Configure IDOL Site Admin to Use the Reverse Proxy

You configure IDOL Site Admin to use a reverse proxy by setting the server.reverseProxy system property.

When you set server.reverseProxy to true, the IDOL Site Admin application listens for AJP connections on a port that you can define by using the server.ajp.port system property.

In AJP mode, the reverse proxy must translate incoming HTTP(S) connections from your clients into AJP connections to IDOL Site Admin. The application reads the user name from incoming requests, so you must set up remote authentication. You cannot encrypt the connection from the reverse proxy to the application.

You can also use a HTTP reverse proxy. You cannot use remote authentication in this mode. Users authenticate by using the proxied login page. However, you can encrypt the connection with SSL.

In both these methods, the reverse proxy must rewrite the request path, response Location headers, and cookie paths.

By default, server.reverseProxy is false. In this case, the IDOL Site Admin application is available only over HTTP or HTTPS, without a reverse proxy.

Set the Reverse Proxy System Property

You can use the following procedure to set the server.reverseProxy system property.

To configure IDOL Site Admin to use a reverse proxy

  1. At the command line, send the java run command with the server.reverseProxy argument set to true.

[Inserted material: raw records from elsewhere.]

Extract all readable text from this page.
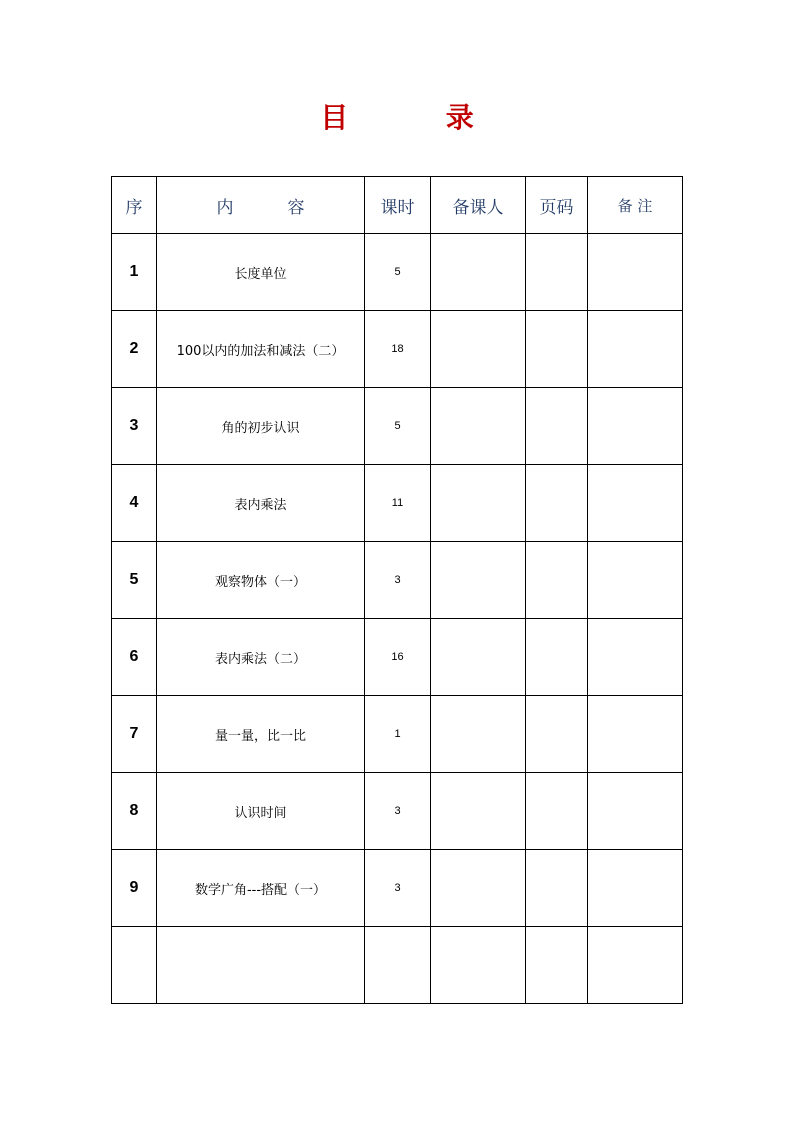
目          录
序	内          容	课时	备课人	页码	备 注
1	长度单位	5			
2	100以内的加法和减法（二）	18			
3	角的初步认识	5			
4	表内乘法	11			
5	观察物体（一）	3			
6	表内乘法（二）	16			
7	量一量，比一比	1			
8	认识时间	3			
9	数学广角---搭配（一）	3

For example:

    java -Dserver.reverseProxy=true -Didol.siteadmin.home=[home directory] -Dserver.port=[port] -jar siteadmin.jar

    By default, this option opens an AJP port on port 8009. To use a different port, set the server.ajp.port argument to the correct port number.

  2. Specify the roles to assign to your users by setting the isa.reverse-proxy.pre-authenticated-roles system property:

    • Set isa.reverse-proxy.pre-authenticated-roles to a comma-separated list of IDOL Site Admin Community role names (see User Roles) to use hard-coded role names.

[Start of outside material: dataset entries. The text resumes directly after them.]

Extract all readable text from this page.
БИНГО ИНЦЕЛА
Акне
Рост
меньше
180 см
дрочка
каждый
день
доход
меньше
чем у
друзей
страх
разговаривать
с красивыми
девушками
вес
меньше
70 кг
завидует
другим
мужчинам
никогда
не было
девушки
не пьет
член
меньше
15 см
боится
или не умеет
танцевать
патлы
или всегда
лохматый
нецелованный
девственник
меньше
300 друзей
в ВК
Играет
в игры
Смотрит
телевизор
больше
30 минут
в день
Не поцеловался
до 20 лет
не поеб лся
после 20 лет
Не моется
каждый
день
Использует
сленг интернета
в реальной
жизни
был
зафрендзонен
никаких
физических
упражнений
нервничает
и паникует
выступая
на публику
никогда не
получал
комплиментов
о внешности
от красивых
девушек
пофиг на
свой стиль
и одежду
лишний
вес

    • Set isa.reverse-proxy.pre-authenticated-roles and leave the value blank to use roles from the Community component. For example:

      java -Dserver.reverseProxy=true -Didol.siteadmin.home=[home directory] -Dserver.port=[port] -jar siteadmin -Disa.reverse-proxy.pre-authenticated-roles=

      To use this option, you must ensure that your Community component configuration file has CheckEntitlement set to False (the default value).

    The default value for this property is admin.

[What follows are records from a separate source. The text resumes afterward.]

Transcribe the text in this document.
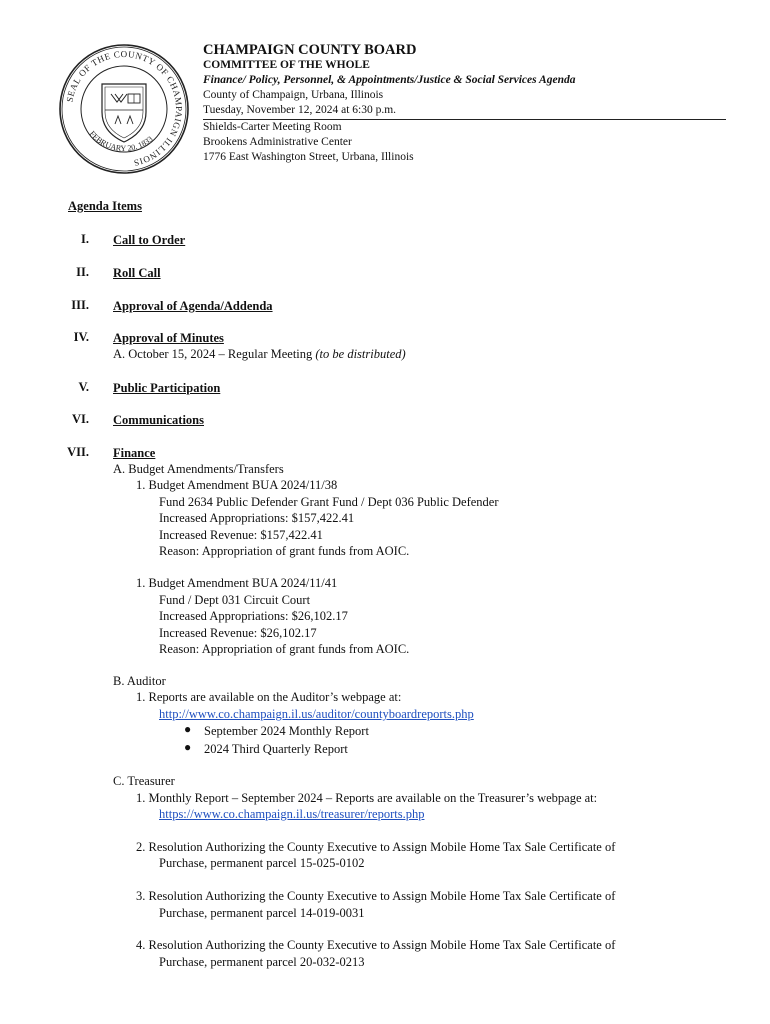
SEAL OF THE COUNTY OF CHAMPAIGN ILLINOIS
FEBRUARY 20. 1833
CHAMPAIGN COUNTY BOARD
COMMITTEE OF THE WHOLE
Finance/ Policy, Personnel, & Appointments/Justice & Social Services Agenda
County of Champaign, Urbana, Illinois
Tuesday, November 12, 2024 at 6:30 p.m.
Shields-Carter Meeting Room
Brookens Administrative Center
1776 East Washington Street, Urbana, Illinois
Agenda Items
I. Call to Order
II. Roll Call
III. Approval of Agenda/Addenda
IV. Approval of Minutes
A. October 15, 2024 – Regular Meeting (to be distributed)
V. Public Participation
VI. Communications
VII. Finance
A. Budget Amendments/Transfers
1. Budget Amendment BUA 2024/11/38
Fund 2634 Public Defender Grant Fund / Dept 036 Public Defender
Increased Appropriations: $157,422.41
Increased Revenue: $157,422.41
Reason: Appropriation of grant funds from AOIC.
1. Budget Amendment BUA 2024/11/41
Fund / Dept 031 Circuit Court
Increased Appropriations: $26,102.17
Increased Revenue: $26,102.17
Reason: Appropriation of grant funds from AOIC.
B. Auditor
1. Reports are available on the Auditor’s webpage at:
http://www.co.champaign.il.us/auditor/countyboardreports.php
● September 2024 Monthly Report
● 2024 Third Quarterly Report
C. Treasurer
1. Monthly Report – September 2024 – Reports are available on the Treasurer’s webpage at:
https://www.co.champaign.il.us/treasurer/reports.php
2. Resolution Authorizing the County Executive to Assign Mobile Home Tax Sale Certificate of
Purchase, permanent parcel 15-025-0102
3. Resolution Authorizing the County Executive to Assign Mobile Home Tax Sale Certificate of
Purchase, permanent parcel 14-019-0031
4. Resolution Authorizing the County Executive to Assign Mobile Home Tax Sale Certificate of
Purchase, permanent parcel 20-032-0213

    NOTE: This setting does not assign any roles in the Community component. It gives all users that use the reverse proxy the same permissions to access IDOL Site Admin.

  3. Use one of the following options, to use a reverse proxy in AJP or HTTP mode:

    • AJP mode. Configure your reverse proxy to handle authentication by setting the remote_user attribute in the AJP request.

    • HTTP mode. Set the isa.reverse-proxy.pre-authenticated-username system property to a specific user name. This option bypasses authentication so that any user that accesses IDOL Site Admin is logged in automatically as that user name. See Configure IDOL Site Admin to Use a Single Pre-Authenticated User.

  4. Restart IDOL Site Admin to apply your configuration changes.

If you run IDOL Site Admin as a service on Windows, you can also add the server.reverseProxy property to the siteadmin.xml file.

If you run IDOL Site Admin as a service on Linux, you can add the arguments to the existing arguments variable in the start scripts (siteadmin.sh for SystemV, siteadmin.conf for Upstart, or siteadmin.service for systemd).

When you modify the IDOL Site Admin configuration by modifying the XML file or start scripts, you must restart IDOL Site Admin to apply your configuration changes.

On Upstart, you must also run initctl reload-configuration before you restart, to apply the init file changes. You can then run service siteadmin restart to restart the service.